Puńców is a village in Gmina Goleszów, Cieszyn County, Silesian Voivodeship, Poland, on the border with the Czech Republic. The village lies in the Silesian Foothills and in the historical region of Cieszyn Silesia.

The name is probably of possessive origin derived from personal name Puńc (such a name was probably derived from Middle High German word punze, ponze, later a nickname?).

== History ==
It was first mentioned in a document of Bishop of Wrocław issued on 23 May 1223 for Norbertine Sisters in Rybnik among villages paying them a tithe, as Punzo. In the same document another village of Radowice (Radouiza) was mentioned, which was later absorbed by Puńców. In 1228 the aforementioned Norbertine Sisters moved from Rybnik to Czarnowąsy the tithe from most of the villages listed in 1223 were taken from them, however Puńców was extraordinarily given to them as a possession. In that year the village was conveyed to a Polish law. The village was again mentioned in the document of Pope Gregory IX issued in 1229 as a village belonging to the Benedictine abbey in Tyniec. Later in unattested circumstances the ownership of the village changed to dukes.

Politically it belonged then to the Duchy of Opole and Racibórz and the Castellany of Cieszyn, which was in 1290 formed in the process of feudal fragmentation of Poland into the Duchy of Teschen, ruled by a local branch of Silesian Piast dynasty. In 1327 the duchy became a fee of the Kingdom of Bohemia, which after 1526 became a part of the Habsburg monarchy.

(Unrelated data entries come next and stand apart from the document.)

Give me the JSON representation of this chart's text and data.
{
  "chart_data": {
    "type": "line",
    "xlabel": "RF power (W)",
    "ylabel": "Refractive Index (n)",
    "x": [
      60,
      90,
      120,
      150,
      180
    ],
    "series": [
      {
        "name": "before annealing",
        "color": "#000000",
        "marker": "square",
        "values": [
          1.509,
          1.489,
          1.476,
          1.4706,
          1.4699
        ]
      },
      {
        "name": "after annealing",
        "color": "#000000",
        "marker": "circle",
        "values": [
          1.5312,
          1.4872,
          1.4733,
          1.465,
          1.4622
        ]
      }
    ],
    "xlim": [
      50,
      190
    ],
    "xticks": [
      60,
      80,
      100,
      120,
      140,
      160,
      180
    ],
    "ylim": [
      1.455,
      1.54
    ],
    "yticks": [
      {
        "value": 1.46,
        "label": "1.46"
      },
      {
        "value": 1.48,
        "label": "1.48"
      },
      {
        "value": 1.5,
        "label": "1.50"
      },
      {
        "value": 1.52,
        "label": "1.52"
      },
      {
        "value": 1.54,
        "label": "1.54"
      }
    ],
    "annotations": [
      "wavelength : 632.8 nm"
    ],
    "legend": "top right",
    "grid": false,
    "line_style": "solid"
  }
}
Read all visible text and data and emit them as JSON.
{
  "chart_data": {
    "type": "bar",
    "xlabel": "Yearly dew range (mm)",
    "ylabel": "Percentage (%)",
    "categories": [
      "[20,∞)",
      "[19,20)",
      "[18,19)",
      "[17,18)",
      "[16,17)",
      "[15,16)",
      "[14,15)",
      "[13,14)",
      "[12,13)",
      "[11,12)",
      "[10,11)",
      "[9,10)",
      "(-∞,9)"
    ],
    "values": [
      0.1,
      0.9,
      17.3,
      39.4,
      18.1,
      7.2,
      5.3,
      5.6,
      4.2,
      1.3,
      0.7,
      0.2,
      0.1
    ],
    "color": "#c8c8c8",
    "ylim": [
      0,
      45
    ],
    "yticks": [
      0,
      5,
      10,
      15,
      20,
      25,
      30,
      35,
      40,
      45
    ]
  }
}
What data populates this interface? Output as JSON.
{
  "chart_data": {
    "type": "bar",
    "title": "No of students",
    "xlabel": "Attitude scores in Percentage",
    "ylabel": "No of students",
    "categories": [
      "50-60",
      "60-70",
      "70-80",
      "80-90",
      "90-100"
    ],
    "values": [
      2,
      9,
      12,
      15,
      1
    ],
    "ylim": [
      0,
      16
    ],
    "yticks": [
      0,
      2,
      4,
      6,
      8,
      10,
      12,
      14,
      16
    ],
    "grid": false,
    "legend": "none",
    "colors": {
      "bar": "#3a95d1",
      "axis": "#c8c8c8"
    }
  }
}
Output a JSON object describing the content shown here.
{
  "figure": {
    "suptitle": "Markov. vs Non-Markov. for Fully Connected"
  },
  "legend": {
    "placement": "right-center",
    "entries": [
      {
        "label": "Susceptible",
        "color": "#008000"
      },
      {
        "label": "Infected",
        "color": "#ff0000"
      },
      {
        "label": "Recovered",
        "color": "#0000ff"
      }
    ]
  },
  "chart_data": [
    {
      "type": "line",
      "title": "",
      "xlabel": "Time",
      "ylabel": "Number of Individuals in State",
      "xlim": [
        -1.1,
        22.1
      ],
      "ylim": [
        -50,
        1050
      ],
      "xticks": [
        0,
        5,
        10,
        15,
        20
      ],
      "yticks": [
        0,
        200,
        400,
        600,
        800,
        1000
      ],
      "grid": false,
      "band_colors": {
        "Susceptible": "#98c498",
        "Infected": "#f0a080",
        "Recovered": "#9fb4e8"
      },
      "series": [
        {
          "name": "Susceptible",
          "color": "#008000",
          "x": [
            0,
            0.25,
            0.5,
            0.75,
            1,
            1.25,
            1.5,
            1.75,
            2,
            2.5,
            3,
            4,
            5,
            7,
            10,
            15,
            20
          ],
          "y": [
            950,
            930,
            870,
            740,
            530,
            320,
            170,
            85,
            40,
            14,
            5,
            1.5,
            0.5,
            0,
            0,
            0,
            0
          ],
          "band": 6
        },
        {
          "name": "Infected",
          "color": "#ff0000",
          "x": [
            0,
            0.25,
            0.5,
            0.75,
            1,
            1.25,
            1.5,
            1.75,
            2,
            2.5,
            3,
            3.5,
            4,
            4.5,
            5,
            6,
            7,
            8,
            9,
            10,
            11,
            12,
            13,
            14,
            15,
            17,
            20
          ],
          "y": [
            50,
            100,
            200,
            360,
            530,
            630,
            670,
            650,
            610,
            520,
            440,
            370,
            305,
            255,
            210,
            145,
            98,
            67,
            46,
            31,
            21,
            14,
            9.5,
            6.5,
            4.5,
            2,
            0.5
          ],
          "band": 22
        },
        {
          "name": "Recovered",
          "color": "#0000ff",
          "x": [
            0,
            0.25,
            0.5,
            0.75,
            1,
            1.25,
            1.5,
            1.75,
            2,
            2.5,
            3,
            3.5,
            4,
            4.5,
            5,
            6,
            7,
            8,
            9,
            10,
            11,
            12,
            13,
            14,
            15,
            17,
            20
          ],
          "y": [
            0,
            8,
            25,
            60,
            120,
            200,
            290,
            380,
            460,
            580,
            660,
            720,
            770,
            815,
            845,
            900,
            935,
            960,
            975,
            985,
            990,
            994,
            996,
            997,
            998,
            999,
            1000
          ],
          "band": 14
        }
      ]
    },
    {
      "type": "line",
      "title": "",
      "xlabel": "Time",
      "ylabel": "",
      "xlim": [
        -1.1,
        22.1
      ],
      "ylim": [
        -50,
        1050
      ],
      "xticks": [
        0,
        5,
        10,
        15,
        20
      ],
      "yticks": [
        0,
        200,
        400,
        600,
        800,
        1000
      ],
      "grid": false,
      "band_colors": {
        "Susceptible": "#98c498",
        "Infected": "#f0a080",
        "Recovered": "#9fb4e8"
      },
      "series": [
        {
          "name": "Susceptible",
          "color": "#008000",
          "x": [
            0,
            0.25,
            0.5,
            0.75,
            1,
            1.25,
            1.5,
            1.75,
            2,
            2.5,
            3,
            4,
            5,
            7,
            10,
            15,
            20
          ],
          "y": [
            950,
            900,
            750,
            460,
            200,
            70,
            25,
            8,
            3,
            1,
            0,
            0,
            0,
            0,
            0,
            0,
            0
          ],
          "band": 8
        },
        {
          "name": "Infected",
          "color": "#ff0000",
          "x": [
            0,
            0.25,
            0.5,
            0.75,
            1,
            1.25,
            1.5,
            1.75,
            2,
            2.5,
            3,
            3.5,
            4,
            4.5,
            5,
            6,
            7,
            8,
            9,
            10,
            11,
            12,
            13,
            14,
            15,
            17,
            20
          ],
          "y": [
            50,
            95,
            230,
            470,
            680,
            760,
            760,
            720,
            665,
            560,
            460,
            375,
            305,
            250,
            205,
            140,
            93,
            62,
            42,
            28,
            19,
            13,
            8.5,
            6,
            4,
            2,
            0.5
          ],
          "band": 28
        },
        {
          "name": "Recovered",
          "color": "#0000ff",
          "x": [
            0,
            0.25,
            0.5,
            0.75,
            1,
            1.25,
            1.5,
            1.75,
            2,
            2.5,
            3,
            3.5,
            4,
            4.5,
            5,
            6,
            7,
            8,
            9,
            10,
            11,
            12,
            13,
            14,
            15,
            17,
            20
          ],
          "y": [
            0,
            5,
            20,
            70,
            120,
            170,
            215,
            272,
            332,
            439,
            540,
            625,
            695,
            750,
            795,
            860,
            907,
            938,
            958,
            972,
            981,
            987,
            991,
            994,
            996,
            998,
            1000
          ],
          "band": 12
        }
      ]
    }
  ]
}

After Revolutions of 1848 in the Austrian Empire a modern municipal division was introduced in the re-established Austrian Silesia. The village as a municipality was subscribed to the political and legal district of Cieszyn. According to the censuses conducted in 1880, 1890, 1900 and 1910 the population of the municipality grew from 1,009 in 1880 to 1,434 in 1910 with a growing majority being native Polish-speakers (from 98.1% in 1880 to 99.2% in 1910) accompanied by a small German-speaking minority (at most 17 or 3.1% in 1880) and a few Czech-speaking people (at most 8 or 0.7% in 1900). In terms of religion in 1910 the majority were Protestants (56.3%), followed by Roman Catholics (43.7%). The village was also traditionally inhabited by Cieszyn Vlachs, speaking Cieszyn Silesian dialect.

After World War I, fall of Austria-Hungary, Polish–Czechoslovak War and the division of Cieszyn Silesia in 1920, it became a part of Poland. It was then annexed by Nazi Germany at the beginning of World War II. After the war it was restored to Poland.

== Landmarks ==
There is a Saint George Roman Catholic church in the village. It was built in 1518 in the late Gothic style.